Larry Wasserman recently had a post about the gap between the development of a statistical method, and the justification of that method. He gives timelines for various methods, from the standard (like Maximum Likelihood Estimation) to the now-becoming-standard (like Causal Inference), demonstrating the large amount of time that had to pass between when inventors propose a method and when researchers (sometimes the same as the inventors!) prove results about why that method 'makes sense.'

I suppose, for the non-mathematically inclined reader, that I have to explain a little what I mean by 'makes sense.' Any method can be proposed to solve a problem (statistical or otherwise). But for statistical problems, we (sometimes) have the tools to answer whether or not we'll get the right answer, most of the time, with a given method.

As an illustrative example, consider the goal of determining the exponent of a power law model for the distribution of some empirical phenomena. This is a favorite topic of a lot of complex system scientists, especially physicists. For those with no training in statistics (beyond what they get in their undergraduate lab courses), a logical approach might be computing the empirical distribution function of the data, taking the logarithm of that function, and fitting a line through it¹. If the data are power law distributed, then the true² cumulative distribution function of the data will be a power law, and thus the log cumulative distribution function will be linear. Taking the slope of the line of best fit would give an affine transformation of the exponent, and our job is done.

Except that we don't have the true cumulative distribution function. Instead, we have the empirical distribution function, which is itself a stochastic process with some underlying distribution. In the limit of infinite data, the empirical distribution will converge to the true distribution function almost surely. But in the meantime, we don't have many guarantees about it, and we certainly don't know that it will give us a good estimate of the exponent of the power law.

Instead, we should use Maximum Likelihood Estimation, as proposed by Ronald Fisher (and perhaps first used by Carl Friedrich Gauss in some computations about celestial orbits). This method is standard statistical fair³, and its application to power laws is well documented. And unlike the line-of-best-fit-through-the-empirical-distribution-function method, it has provably nice properties. And yet people still continue to use the line-of-best-fit method. Why? Because it makes intuitive sense. But it doesn't 'make sense,' statistically.

All of that to explain the (research) nightmares that keep me up at night: using (or worse, proposing!) a method that doesn't 'make sense.' Which is why Larry Wasserman's post is so consoling. Perhaps I don't immediately know why a method I would like to use makes sense. But hopefully in the future, someone far smarter than me will derive the justification for my method.

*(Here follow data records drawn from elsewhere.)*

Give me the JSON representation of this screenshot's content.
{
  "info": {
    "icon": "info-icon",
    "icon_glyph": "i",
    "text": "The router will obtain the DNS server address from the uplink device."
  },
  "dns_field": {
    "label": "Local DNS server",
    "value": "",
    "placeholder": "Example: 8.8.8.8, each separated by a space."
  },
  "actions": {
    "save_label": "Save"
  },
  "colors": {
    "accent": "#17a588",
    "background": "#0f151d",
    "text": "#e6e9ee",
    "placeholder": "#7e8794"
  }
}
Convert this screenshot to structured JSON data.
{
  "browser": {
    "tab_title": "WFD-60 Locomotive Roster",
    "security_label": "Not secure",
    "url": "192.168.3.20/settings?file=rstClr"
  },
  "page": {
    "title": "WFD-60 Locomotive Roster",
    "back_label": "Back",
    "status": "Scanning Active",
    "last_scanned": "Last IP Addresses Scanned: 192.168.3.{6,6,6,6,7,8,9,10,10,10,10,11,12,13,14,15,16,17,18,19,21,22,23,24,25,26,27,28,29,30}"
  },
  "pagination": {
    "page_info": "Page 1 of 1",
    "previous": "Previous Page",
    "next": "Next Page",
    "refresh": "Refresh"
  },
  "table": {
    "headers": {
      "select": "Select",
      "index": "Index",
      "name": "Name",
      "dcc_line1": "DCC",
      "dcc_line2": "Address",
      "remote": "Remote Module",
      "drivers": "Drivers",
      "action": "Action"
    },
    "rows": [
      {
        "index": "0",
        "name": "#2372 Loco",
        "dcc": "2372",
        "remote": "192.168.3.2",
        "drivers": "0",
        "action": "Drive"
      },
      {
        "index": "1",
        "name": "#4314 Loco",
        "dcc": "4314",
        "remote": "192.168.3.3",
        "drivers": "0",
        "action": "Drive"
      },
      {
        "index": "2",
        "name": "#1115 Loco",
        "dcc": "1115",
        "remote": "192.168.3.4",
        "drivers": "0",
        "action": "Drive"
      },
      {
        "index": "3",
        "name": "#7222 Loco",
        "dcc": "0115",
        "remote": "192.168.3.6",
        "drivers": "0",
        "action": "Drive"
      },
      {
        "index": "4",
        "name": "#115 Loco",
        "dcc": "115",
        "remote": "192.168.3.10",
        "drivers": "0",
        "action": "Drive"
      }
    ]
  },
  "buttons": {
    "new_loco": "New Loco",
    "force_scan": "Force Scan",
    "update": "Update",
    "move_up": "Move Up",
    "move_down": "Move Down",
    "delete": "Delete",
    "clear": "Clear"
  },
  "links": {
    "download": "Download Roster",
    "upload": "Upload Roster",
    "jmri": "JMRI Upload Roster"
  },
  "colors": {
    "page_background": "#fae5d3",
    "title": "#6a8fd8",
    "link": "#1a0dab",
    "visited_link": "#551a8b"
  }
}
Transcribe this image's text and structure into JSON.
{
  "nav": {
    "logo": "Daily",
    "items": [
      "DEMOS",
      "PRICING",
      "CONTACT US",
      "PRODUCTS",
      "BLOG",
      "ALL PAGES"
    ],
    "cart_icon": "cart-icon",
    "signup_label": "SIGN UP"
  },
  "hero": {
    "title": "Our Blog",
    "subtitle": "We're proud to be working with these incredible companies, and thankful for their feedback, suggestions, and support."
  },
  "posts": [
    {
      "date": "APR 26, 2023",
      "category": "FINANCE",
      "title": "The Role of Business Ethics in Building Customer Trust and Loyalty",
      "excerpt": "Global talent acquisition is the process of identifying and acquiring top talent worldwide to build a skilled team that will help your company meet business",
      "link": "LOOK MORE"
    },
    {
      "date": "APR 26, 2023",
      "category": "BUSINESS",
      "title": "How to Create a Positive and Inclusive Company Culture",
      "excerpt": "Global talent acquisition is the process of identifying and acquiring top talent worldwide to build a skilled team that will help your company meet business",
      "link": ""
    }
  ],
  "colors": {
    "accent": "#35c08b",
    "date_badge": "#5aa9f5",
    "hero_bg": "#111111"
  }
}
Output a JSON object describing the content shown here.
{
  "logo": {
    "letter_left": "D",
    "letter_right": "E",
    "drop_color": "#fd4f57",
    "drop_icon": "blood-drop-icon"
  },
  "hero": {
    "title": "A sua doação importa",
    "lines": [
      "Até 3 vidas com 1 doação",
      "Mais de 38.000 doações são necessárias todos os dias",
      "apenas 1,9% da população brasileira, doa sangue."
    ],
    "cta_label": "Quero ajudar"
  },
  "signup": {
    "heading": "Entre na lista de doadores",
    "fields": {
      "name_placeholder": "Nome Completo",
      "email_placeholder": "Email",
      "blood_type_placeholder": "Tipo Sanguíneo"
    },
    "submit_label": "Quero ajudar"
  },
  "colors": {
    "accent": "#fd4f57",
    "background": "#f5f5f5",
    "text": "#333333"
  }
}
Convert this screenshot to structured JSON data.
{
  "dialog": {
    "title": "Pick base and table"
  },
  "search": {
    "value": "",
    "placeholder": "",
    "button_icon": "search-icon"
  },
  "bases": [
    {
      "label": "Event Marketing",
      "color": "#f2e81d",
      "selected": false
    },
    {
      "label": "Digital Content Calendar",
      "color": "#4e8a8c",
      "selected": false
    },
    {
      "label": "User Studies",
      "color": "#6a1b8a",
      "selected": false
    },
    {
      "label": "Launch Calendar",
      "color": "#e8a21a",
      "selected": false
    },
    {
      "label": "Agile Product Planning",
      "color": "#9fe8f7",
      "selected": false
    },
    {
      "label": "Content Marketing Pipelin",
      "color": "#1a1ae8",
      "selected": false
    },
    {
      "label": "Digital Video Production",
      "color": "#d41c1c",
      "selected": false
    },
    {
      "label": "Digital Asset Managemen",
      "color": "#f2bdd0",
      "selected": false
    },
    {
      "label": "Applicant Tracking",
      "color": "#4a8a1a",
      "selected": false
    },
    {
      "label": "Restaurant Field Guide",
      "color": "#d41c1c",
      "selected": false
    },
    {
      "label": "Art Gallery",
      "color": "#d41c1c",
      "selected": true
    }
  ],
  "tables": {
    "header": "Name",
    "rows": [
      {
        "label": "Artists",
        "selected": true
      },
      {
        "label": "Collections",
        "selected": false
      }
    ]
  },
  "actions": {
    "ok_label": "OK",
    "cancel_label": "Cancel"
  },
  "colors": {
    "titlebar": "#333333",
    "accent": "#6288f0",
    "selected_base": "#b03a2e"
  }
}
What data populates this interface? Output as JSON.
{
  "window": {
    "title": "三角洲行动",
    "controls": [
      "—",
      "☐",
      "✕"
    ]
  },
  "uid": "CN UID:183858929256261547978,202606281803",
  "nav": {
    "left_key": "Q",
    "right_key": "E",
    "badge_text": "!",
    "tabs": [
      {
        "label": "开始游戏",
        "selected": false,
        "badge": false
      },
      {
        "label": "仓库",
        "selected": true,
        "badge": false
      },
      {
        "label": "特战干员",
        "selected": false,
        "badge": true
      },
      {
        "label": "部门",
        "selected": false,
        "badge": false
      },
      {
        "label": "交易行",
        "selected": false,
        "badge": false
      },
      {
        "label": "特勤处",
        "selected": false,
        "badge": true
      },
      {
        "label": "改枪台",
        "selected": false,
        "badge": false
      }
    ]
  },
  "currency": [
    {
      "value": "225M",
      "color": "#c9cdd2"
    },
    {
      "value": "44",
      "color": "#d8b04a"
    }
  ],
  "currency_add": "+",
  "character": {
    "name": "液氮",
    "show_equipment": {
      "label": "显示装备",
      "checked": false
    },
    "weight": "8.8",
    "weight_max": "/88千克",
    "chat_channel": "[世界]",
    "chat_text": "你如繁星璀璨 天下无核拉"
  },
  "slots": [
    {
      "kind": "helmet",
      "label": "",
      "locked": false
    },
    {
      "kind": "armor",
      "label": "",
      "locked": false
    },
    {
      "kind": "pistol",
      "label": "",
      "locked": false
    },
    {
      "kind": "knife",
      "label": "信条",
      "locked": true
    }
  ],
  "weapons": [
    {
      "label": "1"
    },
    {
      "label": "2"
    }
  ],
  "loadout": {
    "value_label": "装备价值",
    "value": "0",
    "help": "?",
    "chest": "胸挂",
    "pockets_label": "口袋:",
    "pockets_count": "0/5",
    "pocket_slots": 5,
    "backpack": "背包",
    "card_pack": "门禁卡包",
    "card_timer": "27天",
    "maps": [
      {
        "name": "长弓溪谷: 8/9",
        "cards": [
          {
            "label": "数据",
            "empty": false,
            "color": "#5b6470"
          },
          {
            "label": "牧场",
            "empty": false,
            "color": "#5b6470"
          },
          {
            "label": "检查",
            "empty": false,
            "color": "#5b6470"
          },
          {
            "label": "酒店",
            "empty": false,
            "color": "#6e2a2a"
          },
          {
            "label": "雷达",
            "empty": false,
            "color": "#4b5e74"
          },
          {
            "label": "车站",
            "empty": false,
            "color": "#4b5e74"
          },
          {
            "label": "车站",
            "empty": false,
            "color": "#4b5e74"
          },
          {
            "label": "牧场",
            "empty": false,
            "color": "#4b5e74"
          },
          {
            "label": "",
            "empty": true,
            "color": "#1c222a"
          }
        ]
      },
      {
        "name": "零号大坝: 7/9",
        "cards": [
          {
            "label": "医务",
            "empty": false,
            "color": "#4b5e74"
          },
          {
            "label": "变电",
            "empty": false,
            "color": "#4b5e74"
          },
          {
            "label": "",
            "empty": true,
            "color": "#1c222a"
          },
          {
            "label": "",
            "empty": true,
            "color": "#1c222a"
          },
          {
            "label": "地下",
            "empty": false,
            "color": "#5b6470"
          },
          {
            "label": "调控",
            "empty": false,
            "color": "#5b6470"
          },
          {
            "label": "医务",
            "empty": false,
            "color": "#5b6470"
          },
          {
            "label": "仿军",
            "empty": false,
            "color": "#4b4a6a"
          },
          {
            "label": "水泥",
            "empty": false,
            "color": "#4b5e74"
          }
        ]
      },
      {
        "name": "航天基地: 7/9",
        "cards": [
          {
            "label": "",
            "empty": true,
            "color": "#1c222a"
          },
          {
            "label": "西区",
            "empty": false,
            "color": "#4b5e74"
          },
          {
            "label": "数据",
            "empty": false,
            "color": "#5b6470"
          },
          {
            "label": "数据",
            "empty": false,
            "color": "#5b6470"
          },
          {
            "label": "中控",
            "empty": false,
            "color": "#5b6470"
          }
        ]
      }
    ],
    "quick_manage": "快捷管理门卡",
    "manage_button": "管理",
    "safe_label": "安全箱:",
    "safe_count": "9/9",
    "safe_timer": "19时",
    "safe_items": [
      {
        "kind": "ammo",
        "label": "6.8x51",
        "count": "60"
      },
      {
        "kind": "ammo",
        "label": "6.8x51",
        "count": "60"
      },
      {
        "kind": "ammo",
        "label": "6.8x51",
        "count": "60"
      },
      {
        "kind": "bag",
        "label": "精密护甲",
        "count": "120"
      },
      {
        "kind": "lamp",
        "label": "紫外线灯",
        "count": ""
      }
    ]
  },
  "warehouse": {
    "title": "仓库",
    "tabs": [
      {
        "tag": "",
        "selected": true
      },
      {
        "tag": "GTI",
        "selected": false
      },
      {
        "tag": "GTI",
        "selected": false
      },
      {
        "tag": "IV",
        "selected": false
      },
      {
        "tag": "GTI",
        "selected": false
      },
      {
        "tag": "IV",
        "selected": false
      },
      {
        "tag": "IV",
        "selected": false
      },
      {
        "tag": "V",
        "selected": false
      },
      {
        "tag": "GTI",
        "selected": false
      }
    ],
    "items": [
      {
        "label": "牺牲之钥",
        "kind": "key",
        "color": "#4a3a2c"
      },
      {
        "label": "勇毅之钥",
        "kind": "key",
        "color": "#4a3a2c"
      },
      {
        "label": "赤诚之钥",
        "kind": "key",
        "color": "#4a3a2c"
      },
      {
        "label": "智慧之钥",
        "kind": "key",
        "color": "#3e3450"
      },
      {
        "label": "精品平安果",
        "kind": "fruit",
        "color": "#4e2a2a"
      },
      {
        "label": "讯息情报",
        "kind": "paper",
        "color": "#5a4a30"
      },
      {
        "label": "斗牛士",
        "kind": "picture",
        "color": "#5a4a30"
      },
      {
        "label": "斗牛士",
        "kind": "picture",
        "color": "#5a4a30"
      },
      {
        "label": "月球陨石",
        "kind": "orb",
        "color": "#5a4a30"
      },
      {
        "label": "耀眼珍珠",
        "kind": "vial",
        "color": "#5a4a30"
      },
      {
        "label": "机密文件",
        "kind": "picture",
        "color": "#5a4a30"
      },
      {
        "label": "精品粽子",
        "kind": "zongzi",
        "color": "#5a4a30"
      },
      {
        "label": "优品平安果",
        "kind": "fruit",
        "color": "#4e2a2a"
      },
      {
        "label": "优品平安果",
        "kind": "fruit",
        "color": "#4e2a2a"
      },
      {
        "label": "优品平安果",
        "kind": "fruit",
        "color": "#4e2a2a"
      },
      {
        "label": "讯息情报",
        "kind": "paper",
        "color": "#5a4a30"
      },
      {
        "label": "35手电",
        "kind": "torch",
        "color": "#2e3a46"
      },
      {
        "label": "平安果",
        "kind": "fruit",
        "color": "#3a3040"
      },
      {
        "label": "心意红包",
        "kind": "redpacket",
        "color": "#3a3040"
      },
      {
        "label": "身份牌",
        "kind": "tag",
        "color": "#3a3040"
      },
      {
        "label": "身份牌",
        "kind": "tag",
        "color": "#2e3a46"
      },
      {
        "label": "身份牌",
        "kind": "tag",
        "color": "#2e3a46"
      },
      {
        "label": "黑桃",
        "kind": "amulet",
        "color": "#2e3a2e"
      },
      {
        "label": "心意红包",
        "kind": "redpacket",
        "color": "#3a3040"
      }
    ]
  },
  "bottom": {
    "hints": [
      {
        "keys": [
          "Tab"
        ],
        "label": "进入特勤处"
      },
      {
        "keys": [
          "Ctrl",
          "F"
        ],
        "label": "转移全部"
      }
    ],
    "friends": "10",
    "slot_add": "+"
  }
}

To quote Cosma Shalizi, from Section 11.4.3 of his thesis, where he proposes using computational mechanics for continuous-valued, discrete-time stochastic process,

It becomes a problem of functional analysis, so the mathematical foundations, if we aim at keeping to even the present standard of rigor, will get much more complicated. Still, we might invoke the physicist's license to ignore foundations, on the grounds that if it works, the mathematicians will find a way of making it right.

For those interested, he has since made this leap. See his and his graduate student Georg Georg's work on LICORS.

Wasserman's post was prescient. Rob Tibshirani, one of the co-inventors of the LASSO (an \(\ell_{1}\)-regularized least squares method), recently developed a significance test for the LASSO (one of the methods listed in Wasserman's 'The Gap' post). This provides even more (statistically justified!) tools for using the LASSO.

Which means that the method now 'makes sense' even more.